Em 27 de novembro de 2025, cinco dias após o fim da COP30 em Belém, o Congresso derrubou todos os vetos de Lula (exceto os relativos à LAE, que já haviam virado lei via MP). Cada veto recebeu pelo menos 50 votos contrários no Senado, mais do que os 49 necessários para aprovar uma PEC. O líder do governo, Randolfe Rodrigues (PT-AP), havia afirmado que o governo negociava a manutenção de 15 vetos, mas todos foram rejeitados.
Reações e ações judiciais
Três Ações Diretas de Inconstitucionalidade (ADIs) foram protocoladas no STF contra as novas regras: ADI 7913 (PV), ADI 7916 (REDE e ANAMMA) e ADI 7919 (PSOL e APIB), todas sob relatoria do ministro Alexandre de Moraes. As ações questionam dispositivos que tratam da definição de critérios de licenciamento por estados e municípios, da ampliação das dispensas e simplificações (LAC e LAE), e da redução da proteção a terras indígenas, quilombolas e unidades de conservação.
A Advocacia-Geral da União (AGU) defendeu a validade das leis, alegando que são fruto do processo legislativo e de opções políticas do Congresso. O procurador-geral da República, Paulo Gonet, em seu parecer, defendeu a inconstitucionalidade de parte dos itens contestados. Segundo ele, devem ser declarados inconstitucionais:
- Dispositivos que permitem a estados e municípios definir critérios de licenciamento sem coordenação nacional;
- A ampliação das possibilidades de dispensa e simplificação do licenciamento, como a LAC e a LAE;
- Dispositivos que reduzem o alcance das condicionantes ambientais;
- A redução da proteção a terras indígenas, quilombolas e unidades de conservação;
- O enfraquecimento do controle ambiental preventivo.
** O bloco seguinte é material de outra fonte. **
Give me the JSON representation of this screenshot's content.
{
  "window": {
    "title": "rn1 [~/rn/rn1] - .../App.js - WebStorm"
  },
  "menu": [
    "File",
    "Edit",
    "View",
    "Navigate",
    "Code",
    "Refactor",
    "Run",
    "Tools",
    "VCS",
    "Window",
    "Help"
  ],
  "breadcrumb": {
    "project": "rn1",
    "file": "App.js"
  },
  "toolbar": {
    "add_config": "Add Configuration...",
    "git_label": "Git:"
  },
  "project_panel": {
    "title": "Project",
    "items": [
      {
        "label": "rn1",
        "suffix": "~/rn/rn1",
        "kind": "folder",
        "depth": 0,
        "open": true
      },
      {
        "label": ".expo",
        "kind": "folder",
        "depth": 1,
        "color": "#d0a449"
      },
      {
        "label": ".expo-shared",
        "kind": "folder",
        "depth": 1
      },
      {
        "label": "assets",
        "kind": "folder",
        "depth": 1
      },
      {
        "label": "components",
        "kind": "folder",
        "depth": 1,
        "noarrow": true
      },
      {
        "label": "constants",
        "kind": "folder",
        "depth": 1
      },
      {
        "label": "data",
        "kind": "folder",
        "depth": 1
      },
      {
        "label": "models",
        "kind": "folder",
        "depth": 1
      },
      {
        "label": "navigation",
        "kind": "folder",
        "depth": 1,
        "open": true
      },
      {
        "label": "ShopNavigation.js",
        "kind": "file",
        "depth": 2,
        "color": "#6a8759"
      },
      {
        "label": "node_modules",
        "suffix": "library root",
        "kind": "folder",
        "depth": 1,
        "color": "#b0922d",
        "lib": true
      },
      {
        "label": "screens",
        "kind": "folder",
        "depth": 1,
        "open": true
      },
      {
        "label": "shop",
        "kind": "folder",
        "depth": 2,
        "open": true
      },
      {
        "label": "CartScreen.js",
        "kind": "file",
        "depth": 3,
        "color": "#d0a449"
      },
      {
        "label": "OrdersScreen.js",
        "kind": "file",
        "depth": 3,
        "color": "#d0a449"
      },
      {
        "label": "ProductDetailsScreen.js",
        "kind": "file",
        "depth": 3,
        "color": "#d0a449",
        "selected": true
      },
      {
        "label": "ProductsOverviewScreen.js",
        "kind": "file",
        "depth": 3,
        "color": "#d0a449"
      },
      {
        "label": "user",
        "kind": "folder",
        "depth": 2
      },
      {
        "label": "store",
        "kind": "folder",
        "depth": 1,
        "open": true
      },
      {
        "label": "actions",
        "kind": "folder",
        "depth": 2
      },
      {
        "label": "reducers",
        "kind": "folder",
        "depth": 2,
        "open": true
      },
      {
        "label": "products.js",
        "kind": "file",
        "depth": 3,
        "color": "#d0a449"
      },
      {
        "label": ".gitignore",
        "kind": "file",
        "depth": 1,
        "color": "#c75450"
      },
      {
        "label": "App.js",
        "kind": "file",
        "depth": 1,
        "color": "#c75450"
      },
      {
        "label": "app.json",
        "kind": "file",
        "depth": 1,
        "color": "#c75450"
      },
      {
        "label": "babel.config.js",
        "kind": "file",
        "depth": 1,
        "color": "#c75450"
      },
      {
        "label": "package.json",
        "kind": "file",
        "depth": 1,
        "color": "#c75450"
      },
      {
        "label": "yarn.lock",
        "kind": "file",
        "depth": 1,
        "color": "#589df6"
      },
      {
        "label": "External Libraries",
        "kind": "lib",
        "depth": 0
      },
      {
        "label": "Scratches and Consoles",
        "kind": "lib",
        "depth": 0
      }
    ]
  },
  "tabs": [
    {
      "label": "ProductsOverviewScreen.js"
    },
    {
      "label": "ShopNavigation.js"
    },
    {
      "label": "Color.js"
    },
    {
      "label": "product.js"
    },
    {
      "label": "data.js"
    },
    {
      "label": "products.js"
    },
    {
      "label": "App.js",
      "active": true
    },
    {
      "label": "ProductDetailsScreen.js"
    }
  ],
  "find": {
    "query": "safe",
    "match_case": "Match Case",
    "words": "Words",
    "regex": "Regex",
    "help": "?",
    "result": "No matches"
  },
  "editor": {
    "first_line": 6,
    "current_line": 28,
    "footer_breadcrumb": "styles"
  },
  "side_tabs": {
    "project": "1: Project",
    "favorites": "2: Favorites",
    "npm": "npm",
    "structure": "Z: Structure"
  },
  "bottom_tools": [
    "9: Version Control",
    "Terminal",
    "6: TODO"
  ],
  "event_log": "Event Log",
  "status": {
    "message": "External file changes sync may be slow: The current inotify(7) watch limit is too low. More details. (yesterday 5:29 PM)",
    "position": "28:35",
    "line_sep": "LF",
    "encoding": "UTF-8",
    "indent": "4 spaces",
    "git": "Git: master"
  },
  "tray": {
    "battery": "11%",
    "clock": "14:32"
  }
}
O presidente Lula chegou a afirmar que os congressistas 'sabem que estão errados' ao derrubar os vetos, mas a AGU se posicionou contra as ADIs. Para o ambientalista Carlos Bocuhy, presidente do PROAM, as consequências da lei só poderão ser avaliadas no médio-longo prazo, mas os riscos são claros. Suely Araújo, do Observatório do Clima, classificou a LAE como 'o mais grave retrocesso legislativo ambiental da história do Brasil desde a aprovação da Política Nacional de Meio Ambiente, em 1981'.